The International Monetary Fund (IMF) has predicted that Nigeria’s economy will overtake South Africa’s in 2017.
Speaking on Tuesday during the unveiling of the World Economic Outlook report at the organisation’s headquarters in Washington, Maurice Obstfeld, IMF’s chief economist, said rising political uncertainty had reduced consumer and business confidence in South Africa.
He said, “Nigeria is expected to emerge from the 2016 recession caused by low oil prices and the disruption of oil production. Growth in 2017 is projected at 0.8% owing to recovering oil production and ongoing strength in the agricultural sector.
“However, concerns about policy implementation, market segmentation in a foreign exchange market that remains dependent on central bank interventions (despite steps to liberalize the foreign exchange market) and banking system fragilities are expected to weigh on activities in the medium term.”

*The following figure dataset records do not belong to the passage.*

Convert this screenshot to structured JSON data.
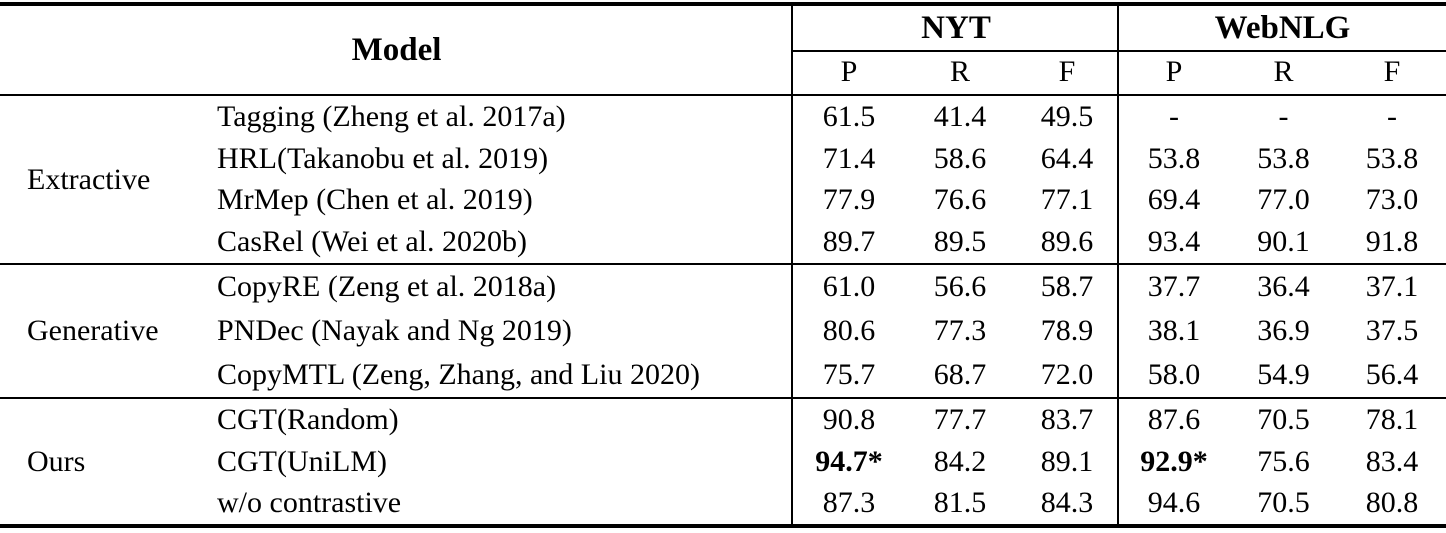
{
  "table": {
    "header": {
      "model_label": "Model",
      "dataset_groups": [
        "NYT",
        "WebNLG"
      ],
      "subcolumns": [
        "P",
        "R",
        "F",
        "P",
        "R",
        "F"
      ]
    },
    "sections": [
      {
        "group": "Extractive",
        "rows": [
          {
            "model": "Tagging (Zheng et al. 2017a)",
            "cells": [
              "61.5",
              "41.4",
              "49.5",
              "-",
              "-",
              "-"
            ]
          },
          {
            "model": "HRL(Takanobu et al. 2019)",
            "cells": [
              "71.4",
              "58.6",
              "64.4",
              "53.8",
              "53.8",
              "53.8"
            ]
          },
          {
            "model": "MrMep (Chen et al. 2019)",
            "cells": [
              "77.9",
              "76.6",
              "77.1",
              "69.4",
              "77.0",
              "73.0"
            ]
          },
          {
            "model": "CasRel (Wei et al. 2020b)",
            "cells": [
              "89.7",
              "89.5",
              "89.6",
              "93.4",
              "90.1",
              "91.8"
            ]
          }
        ]
      },
      {
        "group": "Generative",
        "rows": [
          {
            "model": "CopyRE (Zeng et al. 2018a)",
            "cells": [
              "61.0",
              "56.6",
              "58.7",
              "37.7",
              "36.4",
              "37.1"
            ]
          },
          {
            "model": "PNDec (Nayak and Ng 2019)",
            "cells": [
              "80.6",
              "77.3",
              "78.9",
              "38.1",
              "36.9",
              "37.5"
            ]
          },
          {
            "model": "CopyMTL (Zeng, Zhang, and Liu 2020)",
            "cells": [
              "75.7",
              "68.7",
              "72.0",
              "58.0",
              "54.9",
              "56.4"
            ]
          }
        ]
      },
      {
        "group": "Ours",
        "rows": [
          {
            "model": "CGT(Random)",
            "cells": [
              "90.8",
              "77.7",
              "83.7",
              "87.6",
              "70.5",
              "78.1"
            ]
          },
          {
            "model": "CGT(UniLM)",
            "cells": [
              "94.7*",
              "84.2",
              "89.1",
              "92.9*",
              "75.6",
              "83.4"
            ]
          },
          {
            "model": "w/o contrastive",
            "cells": [
              "87.3",
              "81.5",
              "84.3",
              "94.6",
              "70.5",
              "80.8"
            ]
          }
        ]
      }
    ],
    "colors": {
      "text": "#000000",
      "background": "#ffffff",
      "rule": "#000000"
    }
  }
}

In its July projections, the Bretton Woods institution had said the global economy would grow by 3.5% in 2017 and 3.6% in 2018.
It also projected that the growth will reach 3.8% by 2021.
However, IMF called on countries to remain cautious as the growth currently experienced is fragile, advising that ambitious reforms are necessary to avoid a decline.
“Growth in oil exporting advanced countries is projected to recover. In 2017, it is forecast to rise to 1.4% in Norway and increase (by about 1.5%) to 3% in Canada.
“After averaging $43 a barrel in 2016, oil prices are expected to average $50.3 a barrel in 2017 (down from $55.2 a barrel in April 2017 WEO) and stay at about that level in 2018,” he stated.